Saturday, 28 March 2009
VOR: PUMA takes Second Place Overall in Volvo Ocean Race
Post-Leg feast. Image copyright Sally Collison/PUMA Ocean Racing.
by Kate Fairclough
After an incredibly hard-fought 41 days at sea, the PUMA Ocean Racing team crossed the finish line of leg five of the Volvo Ocean Race 2008-09 in Guanabara Bay, Rio de Janeiro at 01:47 local/04:27 GMT/23:27 EST [March 26] today. The longest ever leg in the history of the Volvo Ocean Race took the team over 13,000 nautical miles from Qingdao, China to Rio de Janeiro, Brazil. Rounding Cape Horn in third place and maintaining their podium position to the end of this leg, the PUMA team, led by Skipper Ken Read (USA), moves up to take second place overall on the Volvo Ocean Race leaderboard.
The PUMA logo needs some work after Leg 5. Image copyright Sally Collison/PUMA Ocean Racing.
At the beginning of this epic leg almost a month and a half ago, the team had said their final goodbyes to loved ones in freezing cold China on Valentine’s Day.
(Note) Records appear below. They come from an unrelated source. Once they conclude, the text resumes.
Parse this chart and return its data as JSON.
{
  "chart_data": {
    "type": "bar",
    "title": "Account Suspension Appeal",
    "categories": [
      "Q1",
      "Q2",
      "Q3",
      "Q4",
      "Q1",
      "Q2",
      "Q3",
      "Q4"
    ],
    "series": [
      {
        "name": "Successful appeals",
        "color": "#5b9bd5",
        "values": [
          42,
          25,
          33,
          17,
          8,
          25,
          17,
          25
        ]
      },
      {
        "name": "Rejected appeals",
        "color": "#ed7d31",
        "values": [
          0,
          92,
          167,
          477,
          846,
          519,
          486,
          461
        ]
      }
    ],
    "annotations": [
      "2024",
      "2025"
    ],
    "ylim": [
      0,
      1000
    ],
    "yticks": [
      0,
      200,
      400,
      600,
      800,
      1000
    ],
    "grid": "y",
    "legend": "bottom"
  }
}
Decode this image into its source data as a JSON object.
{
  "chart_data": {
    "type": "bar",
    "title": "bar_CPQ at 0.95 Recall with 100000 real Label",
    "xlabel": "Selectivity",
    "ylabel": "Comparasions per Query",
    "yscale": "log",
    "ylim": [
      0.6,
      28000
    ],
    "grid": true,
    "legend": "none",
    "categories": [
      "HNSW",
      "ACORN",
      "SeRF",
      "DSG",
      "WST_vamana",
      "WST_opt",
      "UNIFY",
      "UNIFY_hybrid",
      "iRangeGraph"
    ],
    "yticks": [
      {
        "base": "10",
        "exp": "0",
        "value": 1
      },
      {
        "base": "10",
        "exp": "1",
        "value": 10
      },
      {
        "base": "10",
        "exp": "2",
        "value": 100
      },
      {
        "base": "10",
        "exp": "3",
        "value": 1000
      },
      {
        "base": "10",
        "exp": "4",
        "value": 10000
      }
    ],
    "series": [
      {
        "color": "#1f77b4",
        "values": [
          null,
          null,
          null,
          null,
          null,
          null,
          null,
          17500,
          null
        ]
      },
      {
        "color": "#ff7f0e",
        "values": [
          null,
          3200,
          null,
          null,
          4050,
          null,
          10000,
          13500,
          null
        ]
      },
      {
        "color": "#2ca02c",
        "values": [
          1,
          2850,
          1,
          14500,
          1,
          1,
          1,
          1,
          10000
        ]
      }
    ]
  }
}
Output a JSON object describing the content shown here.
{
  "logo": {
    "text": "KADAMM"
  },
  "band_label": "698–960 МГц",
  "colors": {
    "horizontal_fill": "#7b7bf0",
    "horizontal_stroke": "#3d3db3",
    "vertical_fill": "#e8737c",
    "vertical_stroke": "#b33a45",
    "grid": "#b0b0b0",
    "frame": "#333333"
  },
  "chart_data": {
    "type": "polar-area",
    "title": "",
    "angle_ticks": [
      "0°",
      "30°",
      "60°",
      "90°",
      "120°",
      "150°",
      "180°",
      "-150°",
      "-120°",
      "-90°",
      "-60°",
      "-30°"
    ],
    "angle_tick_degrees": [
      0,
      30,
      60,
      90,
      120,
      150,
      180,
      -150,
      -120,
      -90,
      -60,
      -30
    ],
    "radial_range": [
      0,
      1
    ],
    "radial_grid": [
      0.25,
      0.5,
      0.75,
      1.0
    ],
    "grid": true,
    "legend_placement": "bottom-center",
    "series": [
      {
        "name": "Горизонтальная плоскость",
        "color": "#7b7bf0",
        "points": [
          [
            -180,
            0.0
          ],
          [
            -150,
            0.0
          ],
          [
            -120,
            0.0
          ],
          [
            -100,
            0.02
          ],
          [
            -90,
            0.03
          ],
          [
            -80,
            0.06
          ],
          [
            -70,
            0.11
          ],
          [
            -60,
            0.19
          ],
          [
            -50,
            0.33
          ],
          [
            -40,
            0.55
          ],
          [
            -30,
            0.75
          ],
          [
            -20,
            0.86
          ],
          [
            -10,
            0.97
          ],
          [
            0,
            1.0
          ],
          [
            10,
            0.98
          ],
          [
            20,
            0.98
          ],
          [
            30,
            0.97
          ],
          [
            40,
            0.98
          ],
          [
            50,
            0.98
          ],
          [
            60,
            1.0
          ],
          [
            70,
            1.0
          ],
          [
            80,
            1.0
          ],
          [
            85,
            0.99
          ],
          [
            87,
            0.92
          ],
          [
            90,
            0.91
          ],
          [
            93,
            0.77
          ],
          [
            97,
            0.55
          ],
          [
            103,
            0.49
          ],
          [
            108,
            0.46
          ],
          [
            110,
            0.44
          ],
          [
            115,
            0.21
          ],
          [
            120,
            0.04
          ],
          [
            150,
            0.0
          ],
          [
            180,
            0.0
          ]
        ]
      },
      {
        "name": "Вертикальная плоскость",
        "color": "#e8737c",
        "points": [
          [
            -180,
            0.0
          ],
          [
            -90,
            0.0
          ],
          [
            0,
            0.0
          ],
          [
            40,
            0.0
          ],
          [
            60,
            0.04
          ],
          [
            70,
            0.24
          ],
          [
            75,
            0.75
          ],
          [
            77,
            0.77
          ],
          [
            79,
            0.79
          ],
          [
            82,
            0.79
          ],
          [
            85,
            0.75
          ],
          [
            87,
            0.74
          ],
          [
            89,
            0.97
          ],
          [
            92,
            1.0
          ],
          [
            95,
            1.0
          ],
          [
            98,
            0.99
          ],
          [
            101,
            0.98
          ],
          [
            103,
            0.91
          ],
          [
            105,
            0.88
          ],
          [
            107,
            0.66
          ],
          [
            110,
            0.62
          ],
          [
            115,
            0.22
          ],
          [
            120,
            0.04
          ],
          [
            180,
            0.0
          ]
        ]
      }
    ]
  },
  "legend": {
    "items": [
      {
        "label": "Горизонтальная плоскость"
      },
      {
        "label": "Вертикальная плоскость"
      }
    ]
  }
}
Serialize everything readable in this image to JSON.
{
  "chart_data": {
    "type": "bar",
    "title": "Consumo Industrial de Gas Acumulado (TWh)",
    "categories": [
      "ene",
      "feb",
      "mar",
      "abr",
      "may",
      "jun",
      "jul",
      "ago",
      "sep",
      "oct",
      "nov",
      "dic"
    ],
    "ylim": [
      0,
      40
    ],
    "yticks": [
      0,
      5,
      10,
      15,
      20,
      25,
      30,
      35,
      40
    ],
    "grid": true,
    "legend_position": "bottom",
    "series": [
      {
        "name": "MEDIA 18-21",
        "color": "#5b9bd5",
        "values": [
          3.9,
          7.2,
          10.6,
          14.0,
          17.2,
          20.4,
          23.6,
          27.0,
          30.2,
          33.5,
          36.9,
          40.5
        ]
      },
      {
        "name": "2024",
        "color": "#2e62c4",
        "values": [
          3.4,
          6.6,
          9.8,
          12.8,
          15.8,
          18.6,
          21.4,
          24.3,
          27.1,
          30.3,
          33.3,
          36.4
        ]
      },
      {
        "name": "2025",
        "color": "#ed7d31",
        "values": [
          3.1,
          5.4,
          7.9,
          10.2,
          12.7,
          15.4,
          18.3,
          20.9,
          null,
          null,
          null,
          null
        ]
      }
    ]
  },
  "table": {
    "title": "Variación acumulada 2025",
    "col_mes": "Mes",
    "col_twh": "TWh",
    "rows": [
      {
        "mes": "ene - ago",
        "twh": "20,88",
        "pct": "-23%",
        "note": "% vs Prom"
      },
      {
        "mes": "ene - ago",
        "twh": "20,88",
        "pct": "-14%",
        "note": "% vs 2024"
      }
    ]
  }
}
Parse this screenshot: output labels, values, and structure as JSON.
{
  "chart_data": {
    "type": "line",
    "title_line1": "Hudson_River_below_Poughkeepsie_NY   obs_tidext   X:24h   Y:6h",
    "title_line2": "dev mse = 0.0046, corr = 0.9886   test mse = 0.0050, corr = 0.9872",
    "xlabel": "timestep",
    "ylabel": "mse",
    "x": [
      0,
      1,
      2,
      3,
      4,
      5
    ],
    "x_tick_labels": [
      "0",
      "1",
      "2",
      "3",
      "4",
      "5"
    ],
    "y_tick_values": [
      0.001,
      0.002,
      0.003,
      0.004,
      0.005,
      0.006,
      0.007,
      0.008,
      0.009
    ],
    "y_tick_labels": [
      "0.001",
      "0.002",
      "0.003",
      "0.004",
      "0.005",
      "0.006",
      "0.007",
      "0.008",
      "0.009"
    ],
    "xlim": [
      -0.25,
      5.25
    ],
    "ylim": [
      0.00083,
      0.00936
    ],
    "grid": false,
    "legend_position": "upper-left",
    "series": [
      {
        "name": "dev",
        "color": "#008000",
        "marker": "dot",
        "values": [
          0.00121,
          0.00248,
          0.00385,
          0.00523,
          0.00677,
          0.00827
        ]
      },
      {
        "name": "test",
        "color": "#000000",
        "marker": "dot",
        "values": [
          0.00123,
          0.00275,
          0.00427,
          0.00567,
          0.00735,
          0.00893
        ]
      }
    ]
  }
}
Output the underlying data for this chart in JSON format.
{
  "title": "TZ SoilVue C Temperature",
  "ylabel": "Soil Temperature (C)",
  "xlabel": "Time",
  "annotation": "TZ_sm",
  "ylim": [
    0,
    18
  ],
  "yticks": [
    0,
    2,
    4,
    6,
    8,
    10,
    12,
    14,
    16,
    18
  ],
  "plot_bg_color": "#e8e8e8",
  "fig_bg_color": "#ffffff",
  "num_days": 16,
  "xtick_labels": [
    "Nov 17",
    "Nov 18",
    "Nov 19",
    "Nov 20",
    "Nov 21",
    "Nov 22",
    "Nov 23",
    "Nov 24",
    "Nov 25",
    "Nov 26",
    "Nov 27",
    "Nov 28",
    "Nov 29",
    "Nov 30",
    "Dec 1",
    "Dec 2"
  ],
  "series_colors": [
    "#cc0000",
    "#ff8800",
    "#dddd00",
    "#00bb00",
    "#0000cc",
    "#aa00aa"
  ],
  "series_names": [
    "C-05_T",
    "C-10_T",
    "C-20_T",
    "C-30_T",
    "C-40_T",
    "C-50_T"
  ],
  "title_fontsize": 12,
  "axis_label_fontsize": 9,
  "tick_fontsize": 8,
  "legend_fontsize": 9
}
They today emerged looking relieved at the other end of a marathon leg. Having scaled the Pacific Ocean from north to south, skirted icebergs in the Southern Ocean, rounded Cape Horn in rough seas and made agonisingly slow progress northwards to Brazil over the past week, this leg will truly go down in sailing history. For the PUMA team, the journey has been long and arduous, with extreme highs and extreme lows, together with yet more close racing amongst the fleet. PUMA led the fleet for a large part of the first half of the leg, before rounding Cape Horn in third place on Tuesday 17th March. Ten days later, the PUMA team were being teased by the bright lights of Rio, beckoning the team in as they battled with patchy light winds to make it to the finish.
The PUMA Ocean Racing team were welcomed on the dock by family and the PUMA shore team along with local samba dancers. After celebrating onstage the eleven dishevelled crew were ushered to a banquet fit for kings in the PUMA Lounge before much-needed showers and sleep.
Kenny Read with sandwich in hand. Image copyright Sally Collison/PUMA Ocean Racing.
On the dock in Rio Skipper Ken Read (USA) commented: “I don’t think any of us, before we began this leg, knew quite what it would be like. It was not only a boat race but a real adventure. It was non-stop excitement from beginning to end, right out from China. You don't realise how daunting the Southern Ocean is until you're there. Rounding Cape Horn is something I'll never forget as long as I live. If you were going to write the script for it, it was this squally, eerie, hazy day. The sun would break through and then there was pouring rain, blowing 30 knots.”
“It’s an emotional day to be here safely in Brazil and see our families again. We’ve finished the leg on the podium, solidified second place overall, rounded Cape Horn, and I’ve done it all with my friends. The guys on Ericsson 3 sailed a heck of a leg. They made the break at New Zealand and made it hold up all the way to the finish – it’s a great effort by their squad and hard earned. The leg itself was like a 41-day day race, every day you were pushing just as hard as you would in a one day regatta. I wondered if we would begin to have to pace ourselves but the fact is, there’s no such thing – if you try to pace yourself you just lose. So you can’t.”
Casey and the Samba girls. Image copyright Sally Collison/PUMA Ocean Racing.
“We will have this experience to look back on forever – although I don't think the magnitude of this leg will really sink in until after the completion of the race. It says a lot when you can't get the route that we just sailed on one computer screen because it covers half the planet. With half the points in this race still available it is still anyone’s game, not only for the podium but for victory. Anything can happen. We will stay on our toes and keep pushing as hard as we can until someone grabs our lines in St Petersburg.”